Kato Polemidia (; ) is a municipality of Cyprus, located in the district of Limassol. It has a population of 22,369 according to the 2011 census.

History 
The area of Kato Polemidia has been inhabited since prehistoric times. Archaeological excavations have uncovered a Late Bronze Age necropolis, as well as archaeological remains from prehistoric times at sites called Skammata and Ufkia. In medieval sources the village is referred to as Polemidia, without dividing into Lower and Upper Polemidia.

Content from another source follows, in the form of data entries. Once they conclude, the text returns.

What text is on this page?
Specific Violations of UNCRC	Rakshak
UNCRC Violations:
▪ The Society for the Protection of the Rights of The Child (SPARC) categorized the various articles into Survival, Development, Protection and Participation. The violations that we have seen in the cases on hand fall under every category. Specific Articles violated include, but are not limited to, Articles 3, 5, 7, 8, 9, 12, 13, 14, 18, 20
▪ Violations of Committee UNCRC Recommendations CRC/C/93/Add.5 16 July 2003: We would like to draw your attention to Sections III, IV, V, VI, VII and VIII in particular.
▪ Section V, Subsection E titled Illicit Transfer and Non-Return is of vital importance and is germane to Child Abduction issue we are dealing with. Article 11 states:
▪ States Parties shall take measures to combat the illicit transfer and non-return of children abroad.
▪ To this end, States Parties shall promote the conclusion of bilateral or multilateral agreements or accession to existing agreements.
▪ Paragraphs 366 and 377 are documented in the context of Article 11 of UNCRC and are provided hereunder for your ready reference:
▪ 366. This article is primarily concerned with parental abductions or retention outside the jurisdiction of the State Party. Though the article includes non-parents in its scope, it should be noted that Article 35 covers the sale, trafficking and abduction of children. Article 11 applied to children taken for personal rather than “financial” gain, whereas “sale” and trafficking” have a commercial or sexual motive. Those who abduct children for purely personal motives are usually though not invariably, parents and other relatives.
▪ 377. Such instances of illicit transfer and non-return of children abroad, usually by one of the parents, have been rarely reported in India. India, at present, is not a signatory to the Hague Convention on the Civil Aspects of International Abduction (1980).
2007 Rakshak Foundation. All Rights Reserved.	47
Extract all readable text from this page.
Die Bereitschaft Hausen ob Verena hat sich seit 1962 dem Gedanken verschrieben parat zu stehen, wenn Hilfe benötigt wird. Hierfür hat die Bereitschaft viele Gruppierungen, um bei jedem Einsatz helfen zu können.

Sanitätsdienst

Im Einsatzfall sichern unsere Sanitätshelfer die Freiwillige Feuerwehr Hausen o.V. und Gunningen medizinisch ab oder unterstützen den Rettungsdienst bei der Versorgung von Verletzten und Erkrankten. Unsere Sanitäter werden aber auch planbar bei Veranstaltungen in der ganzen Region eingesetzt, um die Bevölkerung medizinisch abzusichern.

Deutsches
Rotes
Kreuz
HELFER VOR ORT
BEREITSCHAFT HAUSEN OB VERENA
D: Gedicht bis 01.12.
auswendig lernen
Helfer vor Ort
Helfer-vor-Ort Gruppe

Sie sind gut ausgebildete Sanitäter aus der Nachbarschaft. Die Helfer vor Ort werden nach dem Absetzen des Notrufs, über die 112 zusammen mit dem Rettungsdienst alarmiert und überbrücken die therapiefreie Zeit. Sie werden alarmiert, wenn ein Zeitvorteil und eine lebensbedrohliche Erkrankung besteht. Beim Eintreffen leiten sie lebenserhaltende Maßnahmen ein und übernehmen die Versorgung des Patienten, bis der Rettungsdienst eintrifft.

In 1986 Kato Polemidia was declared a municipality.

.

Sub-divisions areas 
The Municipality of Kato Polemidia, for administrative purposes, is divided into 6 districts:

 Archangel Michael
 Anthoupolis
 Apostle Barnabas
 Makarios C.
 Saint Nicholas
 Panagia Evangelistria

Public Health Institutions 
In Kato Polemidia is situated the New State Hospital of Limassol

Sport Clubs 
Sports clubs in the area are Doxa Polemidion and Hermes Polemidion.

Demographics
In 1960 Census, there were 1286 Greek Cypriots and 982 Turkish Cypriots in Kato Polemidia.

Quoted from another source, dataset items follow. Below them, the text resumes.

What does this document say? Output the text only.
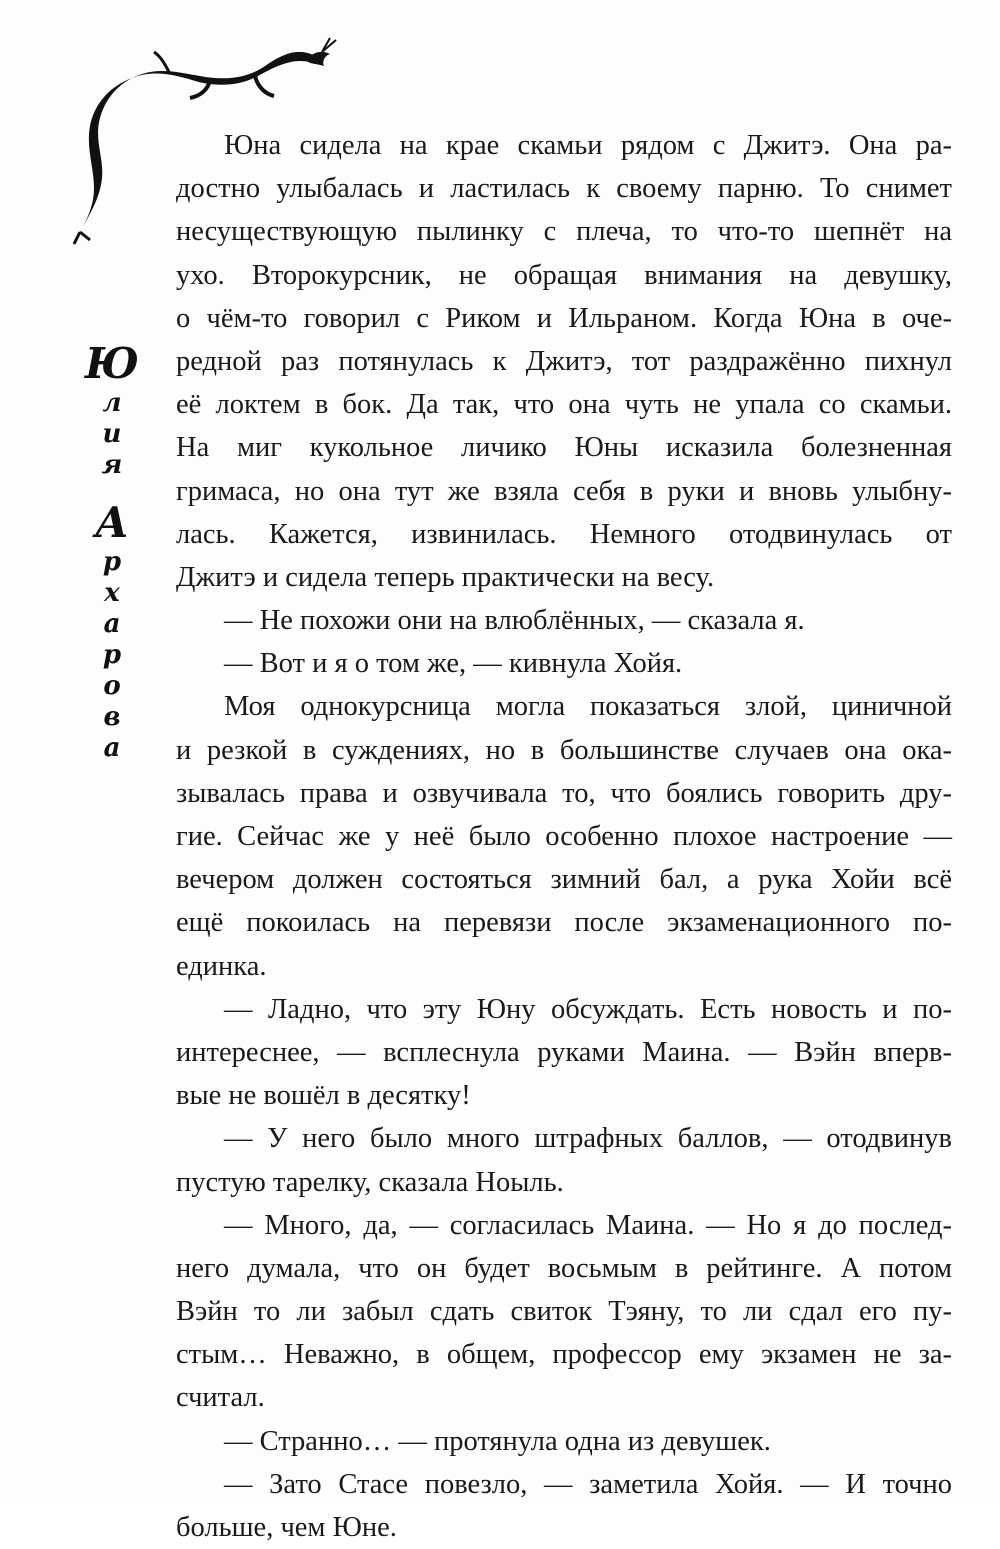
Ю
л
и
я
А
р
х
а
р
о
в
а
Юна сидела на крае скамьи рядом с Джитэ. Она ра-
достно улыбалась и ластилась к своему парню. То снимет
несуществующую пылинку с плеча, то что-то шепнёт на
ухо. Второкурсник, не обращая внимания на девушку,
о чём-то говорил с Риком и Ильраном. Когда Юна в оче-
редной раз потянулась к Джитэ, тот раздражённо пихнул
её локтем в бок. Да так, что она чуть не упала со скамьи.
На миг кукольное личико Юны исказила болезненная
гримаса, но она тут же взяла себя в руки и вновь улыбну-
лась. Кажется, извинилась. Немного отодвинулась от
Джитэ и сидела теперь практически на весу.
— Не похожи они на влюблённых, — сказала я.
— Вот и я о том же, — кивнула Хойя.
Моя однокурсница могла показаться злой, циничной
и резкой в суждениях, но в большинстве случаев она ока-
зывалась права и озвучивала то, что боялись говорить дру-
гие. Сейчас же у неё было особенно плохое настроение —
вечером должен состояться зимний бал, а рука Хойи всё
ещё покоилась на перевязи после экзаменационного по-
единка.
— Ладно, что эту Юну обсуждать. Есть новость и по-
интереснее, — всплеснула руками Маина. — Вэйн вперв-
вые не вошёл в десятку!
— У него было много штрафных баллов, — отодвинув
пустую тарелку, сказала Ноыль.
— Много, да, — согласилась Маина. — Но я до послед-
него думала, что он будет восьмым в рейтинге. А потом
Вэйн то ли забыл сдать свиток Тэяну, то ли сдал его пу-
стым… Неважно, в общем, профессор ему экзамен не за-
считал.
— Странно… — протянула одна из девушек.
— Зато Стасе повезло, — заметила Хойя. — И точно
больше, чем Юне.
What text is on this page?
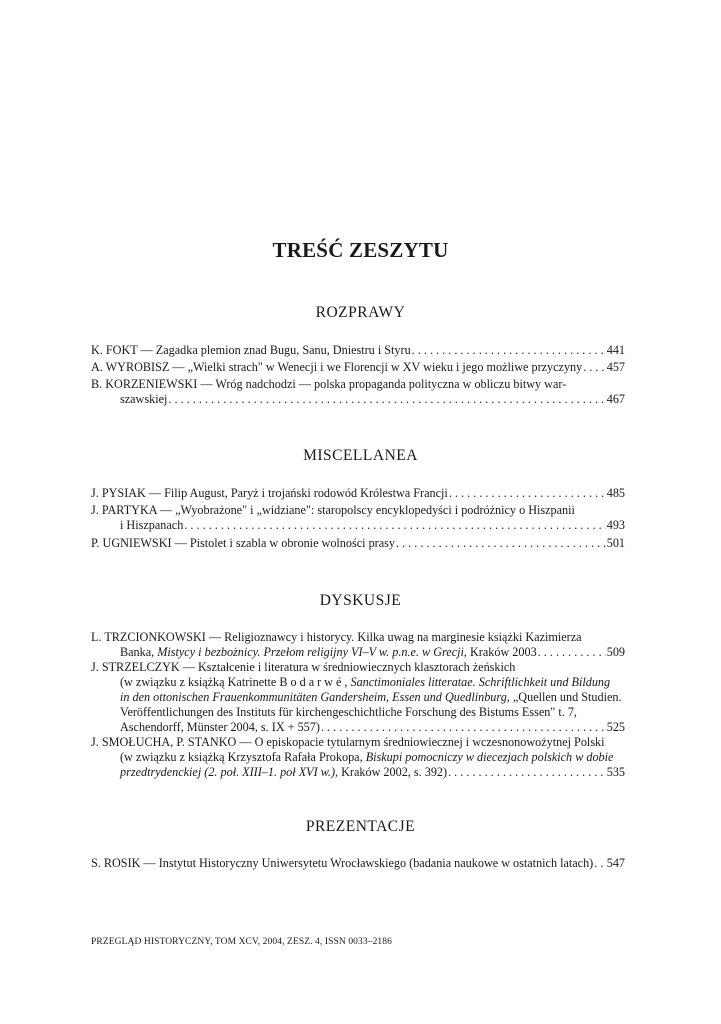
TREŚĆ ZESZYTU
ROZPRAWY
K. FOKT — Zagadka plemion znad Bugu, Sanu, Dniestru i Styru . . .	441
A. WYROBISZ — „Wielki strach" w Wenecji i we Florencji w XV wieku i jego możliwe przyczyny . . . 457
B. KORZENIEWSKI — Wróg nadchodzi — polska propaganda polityczna w obliczu bitwy war-
szawskiej . . .	467
MISCELLANEA
J. PYSIAK — Filip August, Paryż i trojański rodowód Królestwa Francji . . .	485
J. PARTYKA — „Wyobrażone" i „widziane": staropolscy encyklopedyści i podróżnicy o Hiszpanii
i Hiszpanach . . .	493
P. UGNIEWSKI — Pistolet i szabla w obronie wolności prasy . . .	501
DYSKUSJE
L. TRZCIONKOWSKI — Religioznawcy i historycy. Kilka uwag na marginesie książki Kazimierza
Banka, Mistycy i bezbożnicy. Przełom religijny VI–V w. p.n.e. w Grecji, Kraków 2003 . . .	509
J. STRZELCZYK — Kształcenie i literatura w średniowiecznych klasztorach żeńskich
(w związku z książką Katrinette Bodarwé, Sanctimoniales litteratae. Schriftlichkeit und Bildung
in den ottonischen Frauenkommunitäten Gandersheim, Essen und Quedlinburg, „Quellen und Studien.
Veröffentlichungen des Instituts für kirchengeschichtliche Forschung des Bistums Essen" t. 7,
Aschendorff, Münster 2004, s. IX + 557) . . .	525
J. SMOŁUCHA, P. STANKO — O episkopacie tytularnym średniowiecznej i wczesnonowożytnej Polski
(w związku z książką Krzysztofa Rafała Prokopa, Biskupi pomocniczy w diecezjach polskich w dobie
przedtrydenckiej (2. poł. XIII–1. poł XVI w.), Kraków 2002, s. 392) . . .	535
PREZENTACJE
S. ROSIK — Instytut Historyczny Uniwersytetu Wrocławskiego (badania naukowe w ostatnich latach) . . . 547
PRZEGLĄD HISTORYCZNY, TOM XCV, 2004, ZESZ. 4, ISSN 0033–2186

During the years of Cypriot intercommunal violence and after the collapse of the bicommunal structure of the Republic of Cyprus, Richard Patrick wrote that the village, along with Pano Polemidia, were exceptional in that they remained accessible to the Greek Cypriot population and the Greek Cypriot National Guard. The National Guard co-existed with the fighters of the Turkish Resistance Organization, which were open with regards to their existence, but were tolerated by the National Guard so long as they did not carry weaponry. In 1974, following the ultra-nationalist Greek coup and the Turkish invasion of Cyprus, the population of the village fled to the Akrotiri British Base. Some of the population then fled secretly to Northern Cyprus, but most were transferred in 1975 and resettled in Morphou. The village was repopulated by displaced Greek Cypriots from the north, who initially filled up the homes of Turkish Cypriots. As more refugees came in, they were allocated self-housing schemes in the village.

Sports
The Turkish Cypriot football club Binatlı Yılmaz S.K., now based in Morphou, was founded in 1940. As of 2015, the club is playing in Cyprus Turkish Football Association (CTFA) K-PET 1st League.